When a dog becomes diabetic, it has had a problem in the beta cells of the pancreas for a long time and finally, when there is NO MORE insulin, the BG's go up. If you come along with an insulin antagonist (like prednisone), that can antagonize the last little shred of insulin the dog has, then you could unmask the problem...but the dog was going to become diabetic in a short while anyway...there's just no way around it.
As far as getting this DM under control, I'd have some conversations with you vet first. Are you doing the curves in the vet hospital? If so, it would save a lot of money for you if could learn how to generate them at home, although I am not sure if this is a concern of yours. Also, testing at home, IF YOU ARE COMFORTABLE WITH THIS, is probably more accurate because the pet is less stressed. Blood glucose rises when pets are stressed. How much this affects the results is dependent upon each individual pet.
Ask you vet to see if they recommend getting a glucometer, that tends to work well (in my hands that's either an AlphaTrak or a One Touch Ultra). Then, I prefer to do the FIRST curve in the hospital, so your vet can compare the numbers (not just once but over the course of the day) to the owner's machine vs those on a machine that we know to be accurate in-house.
Once you know the glucometer is working accurately, you need to learn some basic know-how (and your vet must show you these in person):
how to get the BG samples: for big dogs, use a lancet in the accessory carpal pad or buccal mucosa or even an elbow callus
how often to do a curve: must wait 1 week after a dose change before the next curve
how many BGs to get during a curve (every 2 hours throughout the day, changing to once an hour if the BG's are <150 mg/dl at any time)
most importantly, to let the VET decide on the insulin dose (some people want to decide this themselves when you give them independence to do the tests at home, but this is NOT RECOMMENDED; your vet knows best).
Other things are important to make sure the management of things is going well:
you can accurately measure and then inject the insulin
you are moving the injections around on the dog's body every day
you are neither OVER- nor UNDER-shaking the insulin (sometimes we scare pet parents so much about not over-shaking it that they fail to reconstitute it well and inject diluent)
you are ONLY feeding the prescribed diet at mealtimes, when the insulin is given, using a MEASURING CUP and the amount is REASONABLE for a dog her size (sometimes when the weight is falling off of them pet parents panic and start really over-feeding the dog---which means we have to chase after them with an ever-increasing amount of insulin)
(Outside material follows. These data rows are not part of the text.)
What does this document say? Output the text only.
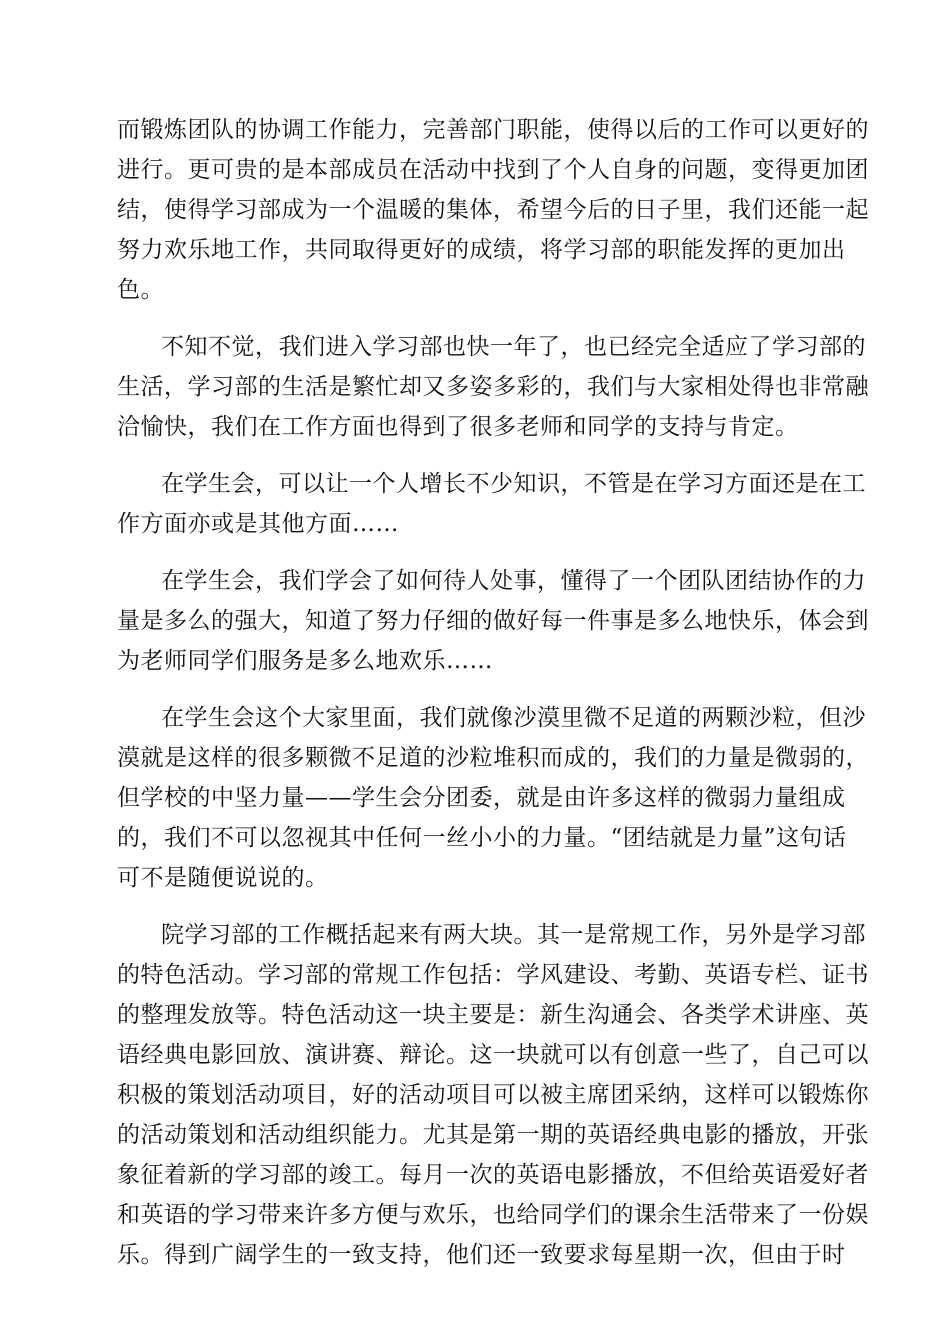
而锻炼团队的协调工作能力，完善部门职能，使得以后的工作可以更好的
进行。更可贵的是本部成员在活动中找到了个人自身的问题，变得更加团
结，使得学习部成为一个温暖的集体，希望今后的日子里，我们还能一起
努力欢乐地工作，共同取得更好的成绩，将学习部的职能发挥的更加出
色。
不知不觉，我们进入学习部也快一年了，也已经完全适应了学习部的
生活，学习部的生活是繁忙却又多姿多彩的，我们与大家相处得也非常融
洽愉快，我们在工作方面也得到了很多老师和同学的支持与肯定。
在学生会，可以让一个人增长不少知识，不管是在学习方面还是在工
作方面亦或是其他方面……
在学生会，我们学会了如何待人处事，懂得了一个团队团结协作的力
量是多么的强大，知道了努力仔细的做好每一件事是多么地快乐，体会到
为老师同学们服务是多么地欢乐……
在学生会这个大家里面，我们就像沙漠里微不足道的两颗沙粒，但沙
漠就是这样的很多颗微不足道的沙粒堆积而成的，我们的力量是微弱的，
但学校的中坚力量——学生会分团委，就是由许多这样的微弱力量组成
的，我们不可以忽视其中任何一丝小小的力量。“团结就是力量”这句话
可不是随便说说的。
院学习部的工作概括起来有两大块。其一是常规工作，另外是学习部
的特色活动。学习部的常规工作包括：学风建设、考勤、英语专栏、证书
的整理发放等。特色活动这一块主要是：新生沟通会、各类学术讲座、英
语经典电影回放、演讲赛、辩论。这一块就可以有创意一些了，自己可以
积极的策划活动项目，好的活动项目可以被主席团采纳，这样可以锻炼你
的活动策划和活动组织能力。尤其是第一期的英语经典电影的播放，开张
象征着新的学习部的竣工。每月一次的英语电影播放，不但给英语爱好者
和英语的学习带来许多方便与欢乐，也给同学们的课余生活带来了一份娱
乐。得到广阔学生的一致支持，他们还一致要求每星期一次，但由于时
Changing to different insulin sounds like another good option to me after you exhaust these options.
I also want to add that the glucose toxicity from the hyperglycemia is toxic to the beta cells of the pancreas and impairs their ability to function, so the sooner you get the hyperglycemia under control, the sooner the beta cells recover. It is unlikely that her diabetes will resolve if the prednisone can be stopped, but the sooner this happens, the better shot she has.
The denosyl should not be a problem.
I hope this is helpful to you and Isabella!